JAKARTA (Bloomberg) – Bank sentral Indonesia mempertahankan suku bunga utamanya tidak berubah untuk bulan kelima, menahan diri dari pelonggaran moneter yang selanjutnya dapat melemahkan salah satu mata uang berkinerja terburuk di Asia.
Gubernur Agus Martowardojo dan dewannya mempertahankan suku bunga referensi pada 7,5 persen, Bank Indonesia mengatakan di Jakarta pada hari Selasa, hasil yang diprediksi oleh semua 20 ekonom yang disurvei oleh Bloomberg News. Otoritas juga mempertahankan tingkat yang dibayarkan pemberi pinjaman pada deposito semalam, yang biasa disebut sebagai Fasbi, sebesar 5,5 persen.
Keputusan tersebut mencerminkan tantangan bagi para pembuat kebijakan Indonesia yang bergulat dengan risiko pertumbuhan dan mata uang, karena ructions pasar saham dan ekonomi yang melambat di China mengancam ekspor sementara kenaikan suku bunga AS yang akan datang memberi tekanan pada rupiah. Inflasi di atas 7 persen dan defisit transaksi berjalan juga membuat pemotongan suku bunga sulit dalam ekonomi yang tumbuh pada laju paling lambat sejak 2009.

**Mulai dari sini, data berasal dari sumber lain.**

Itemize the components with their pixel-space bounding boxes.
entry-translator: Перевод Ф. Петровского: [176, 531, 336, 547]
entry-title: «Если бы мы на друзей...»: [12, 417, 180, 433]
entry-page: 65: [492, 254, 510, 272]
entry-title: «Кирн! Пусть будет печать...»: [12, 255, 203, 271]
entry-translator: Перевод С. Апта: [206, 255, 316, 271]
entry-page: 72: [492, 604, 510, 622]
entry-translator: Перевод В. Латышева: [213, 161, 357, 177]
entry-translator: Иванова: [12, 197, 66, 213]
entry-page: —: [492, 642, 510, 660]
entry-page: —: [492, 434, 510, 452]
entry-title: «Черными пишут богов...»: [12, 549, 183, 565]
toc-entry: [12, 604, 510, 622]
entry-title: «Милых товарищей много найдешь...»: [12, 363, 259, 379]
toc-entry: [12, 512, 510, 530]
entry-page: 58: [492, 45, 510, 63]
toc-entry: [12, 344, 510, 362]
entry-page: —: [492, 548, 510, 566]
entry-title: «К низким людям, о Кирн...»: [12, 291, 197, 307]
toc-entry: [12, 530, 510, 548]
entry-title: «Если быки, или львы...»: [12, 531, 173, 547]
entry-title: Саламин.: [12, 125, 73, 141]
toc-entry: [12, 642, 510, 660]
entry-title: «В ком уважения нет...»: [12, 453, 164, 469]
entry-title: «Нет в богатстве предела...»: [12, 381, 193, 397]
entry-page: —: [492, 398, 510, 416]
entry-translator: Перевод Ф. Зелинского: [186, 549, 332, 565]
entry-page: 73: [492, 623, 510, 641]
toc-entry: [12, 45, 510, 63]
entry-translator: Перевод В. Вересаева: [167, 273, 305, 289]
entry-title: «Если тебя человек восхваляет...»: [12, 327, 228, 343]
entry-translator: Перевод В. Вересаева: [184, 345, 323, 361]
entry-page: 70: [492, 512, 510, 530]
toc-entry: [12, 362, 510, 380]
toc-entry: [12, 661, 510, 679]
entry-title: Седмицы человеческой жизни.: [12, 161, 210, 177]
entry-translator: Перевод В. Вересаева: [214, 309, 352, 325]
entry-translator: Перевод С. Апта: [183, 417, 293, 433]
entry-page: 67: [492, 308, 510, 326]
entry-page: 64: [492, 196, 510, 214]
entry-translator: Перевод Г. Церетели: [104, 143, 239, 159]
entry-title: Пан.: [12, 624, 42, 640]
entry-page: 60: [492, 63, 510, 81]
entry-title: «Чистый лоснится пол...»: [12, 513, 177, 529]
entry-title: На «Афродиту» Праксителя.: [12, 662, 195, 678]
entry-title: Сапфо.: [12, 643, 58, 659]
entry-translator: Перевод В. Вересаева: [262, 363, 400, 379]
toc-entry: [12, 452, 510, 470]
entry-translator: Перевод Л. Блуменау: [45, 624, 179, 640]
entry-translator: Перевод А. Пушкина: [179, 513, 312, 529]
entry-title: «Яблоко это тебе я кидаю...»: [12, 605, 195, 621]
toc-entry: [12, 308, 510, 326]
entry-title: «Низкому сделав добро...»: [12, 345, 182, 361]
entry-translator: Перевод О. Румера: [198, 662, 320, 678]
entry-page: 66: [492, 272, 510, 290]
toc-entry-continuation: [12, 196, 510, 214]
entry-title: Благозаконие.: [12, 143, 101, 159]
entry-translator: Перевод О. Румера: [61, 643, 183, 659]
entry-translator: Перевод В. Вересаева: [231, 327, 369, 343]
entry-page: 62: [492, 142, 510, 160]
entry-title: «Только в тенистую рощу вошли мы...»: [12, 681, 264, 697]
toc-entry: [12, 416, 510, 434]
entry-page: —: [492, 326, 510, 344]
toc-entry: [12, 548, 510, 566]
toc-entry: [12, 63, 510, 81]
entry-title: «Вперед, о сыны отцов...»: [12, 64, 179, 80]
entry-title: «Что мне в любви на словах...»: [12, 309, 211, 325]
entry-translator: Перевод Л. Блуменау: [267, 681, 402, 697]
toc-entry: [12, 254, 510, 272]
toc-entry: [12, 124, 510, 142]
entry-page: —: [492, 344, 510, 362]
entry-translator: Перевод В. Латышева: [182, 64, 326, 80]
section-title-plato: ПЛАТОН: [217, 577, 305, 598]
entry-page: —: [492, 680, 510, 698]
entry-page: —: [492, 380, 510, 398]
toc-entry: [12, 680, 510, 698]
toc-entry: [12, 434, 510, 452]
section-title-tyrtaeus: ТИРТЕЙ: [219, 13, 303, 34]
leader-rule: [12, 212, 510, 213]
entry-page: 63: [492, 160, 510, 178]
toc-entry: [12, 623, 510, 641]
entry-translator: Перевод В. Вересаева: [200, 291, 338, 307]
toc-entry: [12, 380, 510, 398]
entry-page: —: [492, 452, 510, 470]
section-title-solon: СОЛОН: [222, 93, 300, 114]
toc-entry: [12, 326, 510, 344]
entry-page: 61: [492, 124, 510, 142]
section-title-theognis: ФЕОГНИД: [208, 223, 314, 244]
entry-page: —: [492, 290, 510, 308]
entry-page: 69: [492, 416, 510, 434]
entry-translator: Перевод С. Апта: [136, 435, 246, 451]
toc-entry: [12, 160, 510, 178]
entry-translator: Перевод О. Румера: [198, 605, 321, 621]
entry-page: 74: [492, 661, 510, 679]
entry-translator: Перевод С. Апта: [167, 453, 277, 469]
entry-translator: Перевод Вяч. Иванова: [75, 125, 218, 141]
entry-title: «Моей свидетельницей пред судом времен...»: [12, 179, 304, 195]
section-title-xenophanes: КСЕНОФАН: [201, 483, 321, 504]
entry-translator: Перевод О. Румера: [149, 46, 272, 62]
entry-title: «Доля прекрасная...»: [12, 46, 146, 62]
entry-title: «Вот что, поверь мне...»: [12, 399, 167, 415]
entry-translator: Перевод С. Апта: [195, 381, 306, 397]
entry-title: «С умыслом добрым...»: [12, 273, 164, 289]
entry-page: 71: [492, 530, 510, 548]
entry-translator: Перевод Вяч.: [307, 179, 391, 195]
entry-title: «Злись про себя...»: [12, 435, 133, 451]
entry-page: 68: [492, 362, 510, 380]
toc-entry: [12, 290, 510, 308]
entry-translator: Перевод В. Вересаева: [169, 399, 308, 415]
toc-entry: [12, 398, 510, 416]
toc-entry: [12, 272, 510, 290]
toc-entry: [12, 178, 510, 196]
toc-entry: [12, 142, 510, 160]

“Faktor eksternal pada dasarnya menyebabkan ketidakpastian,” David Sumual, kepala ekonom PT Bank Central Asia yang berbasis di Jakarta, mengatakan sebelum keputusan kebijakan. “Lebih baik menahan saja untuk saat ini, terutama dengan tekanan inflasi yang masih ada.”

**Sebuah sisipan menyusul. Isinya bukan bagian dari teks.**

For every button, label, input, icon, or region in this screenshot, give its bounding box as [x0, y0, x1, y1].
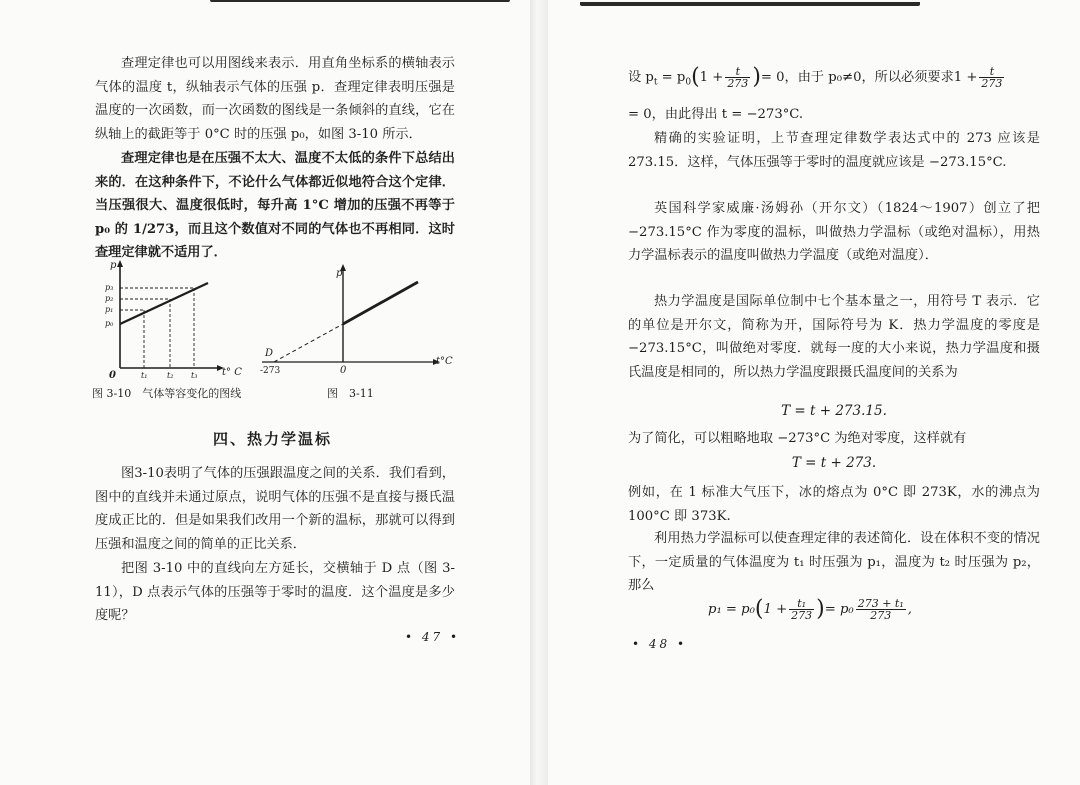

Kekhawatiran bahwa suku bunga AS yang lebih tinggi yang diantisipasi akhir tahun ini akan memacu arus keluar dari pasar negara berkembang telah membuat rupiah terdepresiasi sekitar 7 persen terhadap dolar tahun ini, yang terburuk setelah ringgit Malaysia di antara mata uang utama Asia yang dilacak oleh Bloomberg.